Au début, Sweat ressemble à une pièce de théâtre déplacée. Après tout, c’est une histoire très américaine qui est mise en scène au Citizens Theatre de Glasgow (en coproduction avec le Lyceum d’Édimbourg), racontant l’histoire d’une ville en voie de rouille où l’aciérie d’Olstead, le principal employeur de la ville, est à bout de souffle. Qu’est-ce qu’une histoire aussi locale que celle-là peut avoir sur une scène écossaise ?

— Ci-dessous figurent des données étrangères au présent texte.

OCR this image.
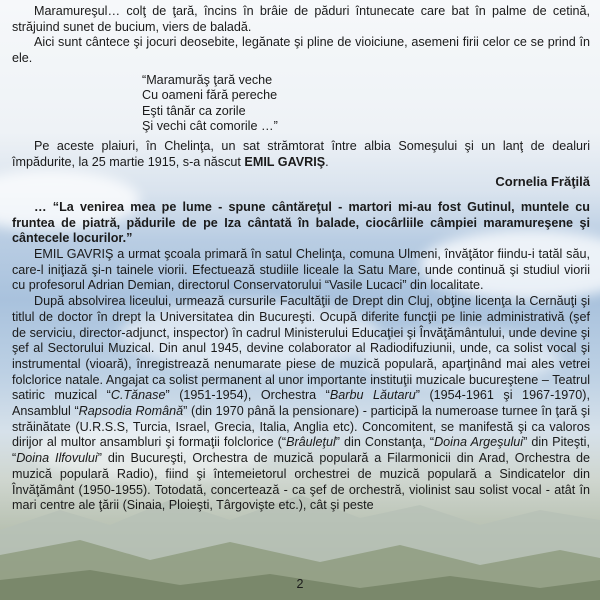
Maramureşul… colţ de ţară, încins în brâie de păduri întunecate care bat în palme de cetină, străjuind sunet de bucium, viers de baladă.

Aici sunt cântece şi jocuri deosebite, legănate şi pline de vioiciune, asemeni firii celor ce se prind în ele.

“Maramurăş ţară veche
Cu oameni fără pereche
Eşti tânăr ca zorile
Şi vechi cât comorile …”

Pe aceste plaiuri, în Chelinţa, un sat strămtorat între albia Someşului şi un lanţ de dealuri împădurite, la 25 martie 1915, s-a născut EMIL GAVRIŞ.

Cornelia Frăţilă

… “La venirea mea pe lume - spune cântăreţul - martori mi-au fost Gutinul, muntele cu fruntea de piatră, pădurile de pe Iza cântată în balade, ciocârliile câmpiei maramureşene şi cântecele locurilor.”

EMIL GAVRIŞ a urmat şcoala primară în satul Chelinţa, comuna Ulmeni, învăţător fiindu-i tatăl său, care-l iniţiază şi-n tainele viorii. Efectuează studiile liceale la Satu Mare, unde continuă şi studiul viorii cu profesorul Adrian Demian, directorul Conservatorului “Vasile Lucaci” din localitate.

După absolvirea liceului, urmează cursurile Facultăţii de Drept din Cluj, obţine licenţa la Cernăuţi şi titlul de doctor în drept la Universitatea din Bucureşti. Ocupă diferite funcţii pe linie administrativă (şef de serviciu, director-adjunct, inspector) în cadrul Ministerului Educaţiei şi Învăţământului, unde devine şi şef al Sectorului Muzical. Din anul 1945, devine colaborator al Radiodifuziunii, unde, ca solist vocal şi instrumental (vioară), înregistrează nenumarate piese de muzică populară, aparţinând mai ales vetrei folclorice natale. Angajat ca solist permanent al unor importante instituţii muzicale bucureştene – Teatrul satiric muzical “C.Tănase” (1951-1954), Orchestra “Barbu Lăutaru” (1954-1961 şi 1967-1970), Ansamblul “Rapsodia Română” (din 1970 până la pensionare) - participă la numeroase turnee în ţară şi străinătate (U.R.S.S, Turcia, Israel, Grecia, Italia, Anglia etc). Concomitent, se manifestă şi ca valoros dirijor al multor ansambluri şi formaţii folclorice (“Brâuleţul” din Constanţa, “Doina Argeşului” din Piteşti, “Doina Ilfovului” din Bucureşti, Orchestra de muzică populară a Filarmonicii din Arad, Orchestra de muzică populară Radio), fiind şi întemeietorul orchestrei de muzică populară a Sindicatelor din Învăţământ (1950-1955). Totodată, concertează - ca şef de orchestră, violinist sau solist vocal - atât în mari centre ale ţării (Sinaia, Ploieşti, Târgovişte etc.), cât şi peste

2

Cependant, très vite, on sent qu’il se passe quelque chose de plus universel, quelque chose de plus profond qu’une simple évocation d’une époque et d’un lieu. Alors que le groupe de travailleurs se tient debout et mâche de la graisse dans le bar local, le thème récurrent du potentiel perdu et du regret envahissant revient. Cynthia attend avec impatience une croisière sur le canal de Panama qu’elle sait qu’elle ne fera jamais, Jessie revient sur ses rêves d’un tour du monde qui lui ont échappé il y a des décennies, et le jeune Chris attend avec impatience une éducation universitaire qu’il n’aura finalement jamais reçue. Dans l’une des lignes les plus poignantes de la pièce, Jessie partage son « regret que pendant un certain temps il y ait eu une possibilité », et lorsque ses collègues se plaignent qu’il n’y a plus de récompense pour le travail acharné, l’histoire semble soudain très actuelle, très politique et beaucoup plus proche de chez elle.
C’est un témoignage du scénario de Lynn Nottage, dont la première a eu lieu à Broadway en 2016, qu’il porte ses résonances si puissamment et explore ses problèmes d’une manière qui ne semble pas tendue. En fait, il est fabriqué à la fois avec talent et de manière traditionnelle. Il existe un dispositif de cadrage dans lequel certains personnages de 2008 reviennent sur les événements de 2000, mais autrement, l’histoire se déroule dans un récit stable et avancé, construit autour d’un dénouement annoncé d’une manière qui ne semblerait pas déplacée dans une pièce d’O’Neill ou de Miller. Les dialogues semblent réels et les personnages entièrement dessinés.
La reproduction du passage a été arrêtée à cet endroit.